Vitalik Buterin, cofundador da segunda maior criptomoeda do mundo, propôs uma reformulação profunda na arquitetura da blockchain Ethereum (ETH). O objetivo? Torná-la mais simples, segura e eficiente.
A proposta, publicada na sexta-feira (3) em seu blog pessoal, visa transformar a Ethereum em uma rede tão simples quanto o Bitcoin (BTC) nos próximos cinco anos.

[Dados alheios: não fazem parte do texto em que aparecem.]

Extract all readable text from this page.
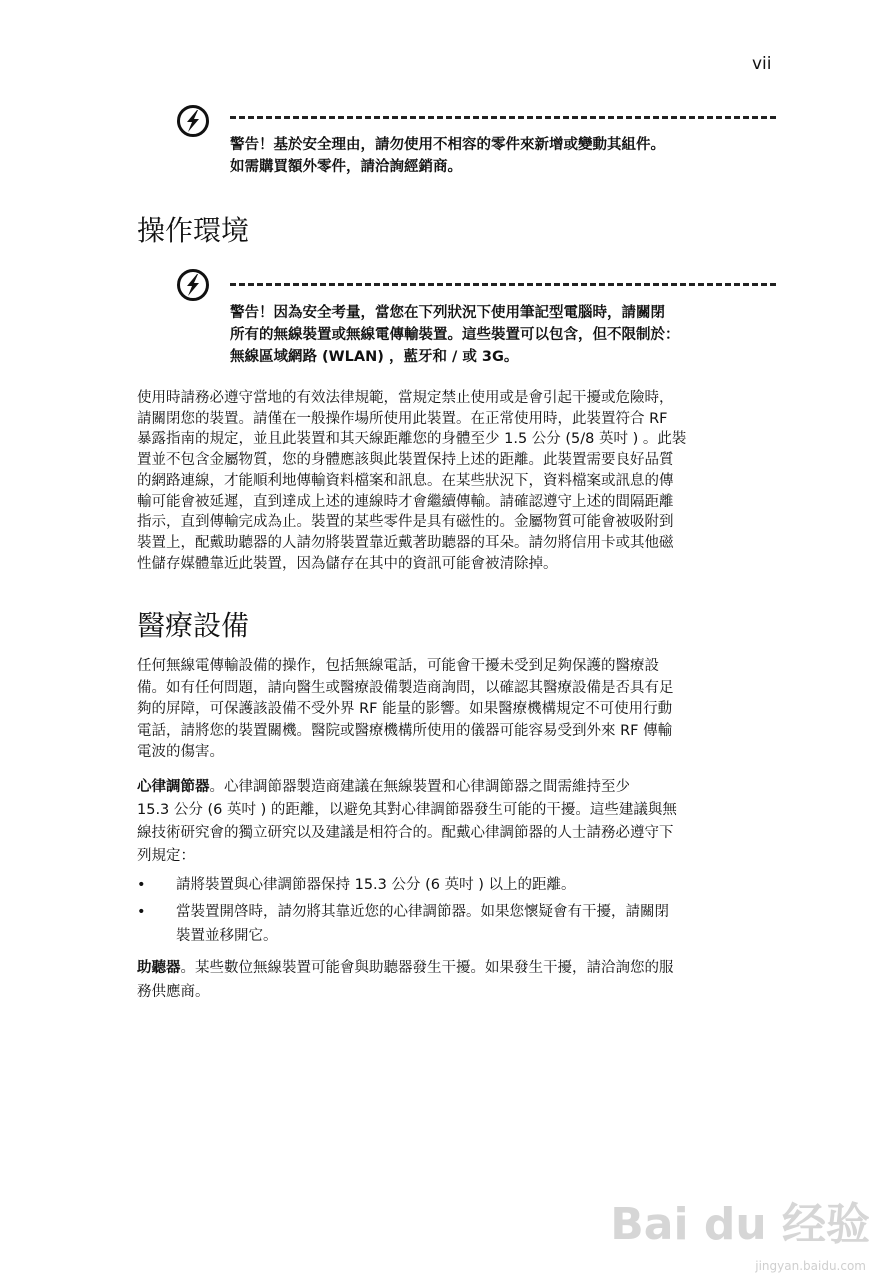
vii
警告！基於安全理由，請勿使用不相容的零件來新增或變動其組件。
如需購買額外零件，請洽詢經銷商。
操作環境
警告！因為安全考量，當您在下列狀況下使用筆記型電腦時，請關閉
所有的無線裝置或無線電傳輸裝置。這些裝置可以包含，但不限制於：
無線區域網路 (WLAN) ，藍牙和 / 或 3G。
使用時請務必遵守當地的有效法律規範，當規定禁止使用或是會引起干擾或危險時，
請關閉您的裝置。請僅在一般操作場所使用此裝置。在正常使用時，此裝置符合 RF
暴露指南的規定，並且此裝置和其天線距離您的身體至少 1.5 公分 (5/8 英吋 ) 。此裝
置並不包含金屬物質，您的身體應該與此裝置保持上述的距離。此裝置需要良好品質
的網路連線，才能順利地傳輸資料檔案和訊息。在某些狀況下，資料檔案或訊息的傳
輸可能會被延遲，直到達成上述的連線時才會繼續傳輸。請確認遵守上述的間隔距離
指示，直到傳輸完成為止。裝置的某些零件是具有磁性的。金屬物質可能會被吸附到
裝置上，配戴助聽器的人請勿將裝置靠近戴著助聽器的耳朵。請勿將信用卡或其他磁
性儲存媒體靠近此裝置，因為儲存在其中的資訊可能會被清除掉。
醫療設備
任何無線電傳輸設備的操作，包括無線電話，可能會干擾未受到足夠保護的醫療設
備。如有任何問題，請向醫生或醫療設備製造商詢問，以確認其醫療設備是否具有足
夠的屏障，可保護該設備不受外界 RF 能量的影響。如果醫療機構規定不可使用行動
電話，請將您的裝置關機。醫院或醫療機構所使用的儀器可能容易受到外來 RF 傳輸
電波的傷害。
心律調節器。心律調節器製造商建議在無線裝置和心律調節器之間需維持至少
15.3 公分 (6 英吋 ) 的距離，以避免其對心律調節器發生可能的干擾。這些建議與無
線技術研究會的獨立研究以及建議是相符合的。配戴心律調節器的人士請務必遵守下
列規定：
• 請將裝置與心律調節器保持 15.3 公分 (6 英吋 ) 以上的距離。
• 當裝置開啓時，請勿將其靠近您的心律調節器。如果您懷疑會有干擾，請關閉
裝置並移開它。
助聽器。某些數位無線裝置可能會與助聽器發生干擾。如果發生干擾，請洽詢您的服
務供應商。
Bai du 经验
jingyan.baidu.com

Segundo Buterin, a complexidade atual da Ethereum — apesar de avanços como a prova de participação (PoS) e os zk-SNARKs — tem gerado custos elevados, ciclos de desenvolvimento lentos e maiores riscos de falhas.
No entanto, inspirado pelo design minimalista do Bitcoin, o cofundador da Ethereum sugere um redesenho da camada 1 (L1), com foco em três pilares: consenso, execução e compartilhamento.
Ethereum perde espaço para blockchains concorrentes
A proposta de simplificação surge em um momento estratégico. Dados recentes indicam que a dominância da Ethereum entre as blockchains de camada 1 está em queda. Durante o evento LONGITUDE, o CEO da Nansen, Alex Svanevik, reconheceu que a liderança da Ethereum está sendo desafiada por redes mais ágeis e eficientes.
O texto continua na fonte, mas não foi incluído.